Sigo sin saber como había terminado allí, en medio de la nada, usando nada más y nada menos que un traje, parecido a un pijama de un niño pequeño. Al bajar mi vista, me encuentro con mis manos y pies cubiertos de tierra.
Camino y camino, con la esperanza de salir de aquel bosque, hasta que llego a una zona de carretera. Me freno sobre la orilla, y doy un paso. Suelto un siseo en cuanto siento como los pedazos de asfalto se incrustan en mis pies, pero eso no importaba. Espero durante un gran rato, pero ni un auto pasa por acá. Solo se oye, bien a lo lejos, el ruido que hacen las hojas de los árboles al moverse gracias al viento.

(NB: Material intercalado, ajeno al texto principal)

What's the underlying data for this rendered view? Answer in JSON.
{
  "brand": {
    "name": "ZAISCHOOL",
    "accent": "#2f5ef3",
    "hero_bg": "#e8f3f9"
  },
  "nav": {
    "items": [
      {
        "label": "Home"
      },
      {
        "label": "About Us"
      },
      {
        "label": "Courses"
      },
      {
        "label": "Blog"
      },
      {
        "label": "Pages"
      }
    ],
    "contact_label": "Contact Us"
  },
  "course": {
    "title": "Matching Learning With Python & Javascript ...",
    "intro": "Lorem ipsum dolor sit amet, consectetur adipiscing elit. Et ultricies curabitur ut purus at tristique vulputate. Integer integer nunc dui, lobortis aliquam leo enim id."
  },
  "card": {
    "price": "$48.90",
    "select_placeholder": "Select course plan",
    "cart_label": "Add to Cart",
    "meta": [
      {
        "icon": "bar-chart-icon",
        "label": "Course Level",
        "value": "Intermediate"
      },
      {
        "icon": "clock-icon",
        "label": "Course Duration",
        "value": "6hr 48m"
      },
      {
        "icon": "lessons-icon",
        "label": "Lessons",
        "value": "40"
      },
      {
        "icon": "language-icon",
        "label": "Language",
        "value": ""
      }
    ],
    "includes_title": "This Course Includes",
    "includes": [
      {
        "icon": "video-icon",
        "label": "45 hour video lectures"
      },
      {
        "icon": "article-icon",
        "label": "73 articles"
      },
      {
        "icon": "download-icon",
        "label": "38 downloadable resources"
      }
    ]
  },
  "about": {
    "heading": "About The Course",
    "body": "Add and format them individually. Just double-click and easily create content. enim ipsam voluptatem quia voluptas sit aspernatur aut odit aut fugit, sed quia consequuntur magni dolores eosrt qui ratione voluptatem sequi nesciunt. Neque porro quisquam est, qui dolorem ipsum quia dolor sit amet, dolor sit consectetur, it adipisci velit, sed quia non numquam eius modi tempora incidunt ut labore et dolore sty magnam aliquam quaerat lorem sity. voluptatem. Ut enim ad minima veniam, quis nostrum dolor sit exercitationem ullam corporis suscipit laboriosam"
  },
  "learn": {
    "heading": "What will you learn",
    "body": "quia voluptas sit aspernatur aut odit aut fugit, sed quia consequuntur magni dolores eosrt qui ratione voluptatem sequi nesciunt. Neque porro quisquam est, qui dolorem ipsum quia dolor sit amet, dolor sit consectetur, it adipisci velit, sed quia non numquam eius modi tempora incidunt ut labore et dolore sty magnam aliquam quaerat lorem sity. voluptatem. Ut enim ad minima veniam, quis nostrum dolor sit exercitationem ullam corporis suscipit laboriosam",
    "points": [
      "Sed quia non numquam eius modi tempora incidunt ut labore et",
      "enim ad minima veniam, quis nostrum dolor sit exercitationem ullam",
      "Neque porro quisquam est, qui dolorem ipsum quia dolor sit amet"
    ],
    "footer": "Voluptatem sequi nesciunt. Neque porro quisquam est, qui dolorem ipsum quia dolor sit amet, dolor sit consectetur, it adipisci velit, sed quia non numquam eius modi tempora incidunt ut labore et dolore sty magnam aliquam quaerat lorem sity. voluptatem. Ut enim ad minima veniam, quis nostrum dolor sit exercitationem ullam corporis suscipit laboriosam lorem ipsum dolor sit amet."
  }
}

Con pocas esperanzas, decido volver a adentrarme a aquel bosque.
No se cuánto he caminado pero, curiosamente, llego a una zona totalmente desierta, lleno de pozos, como si hubiesen arrancado de cuajo los árboles, y el frío ahora era tan penetrante que no puedo caminar. Miro hacia otro lado, y al fondo se asoma una montaña de tierra, con forma extraña. Apenas estoy a un par de metros, cuando observo con pavor lo que hay entre los escombros de tierra. Manos y brazos se asoman entre los pedazos, y yo debo taparme la boca para no gritar. Me quedo de piedra al ver semejante horror, hasta que siento un hombro apretarme con fuerza y empujarme hacia el pozo donde habían sacado aquella tierra, pero antes de impactar con los otros cuerpos, abro los ojos.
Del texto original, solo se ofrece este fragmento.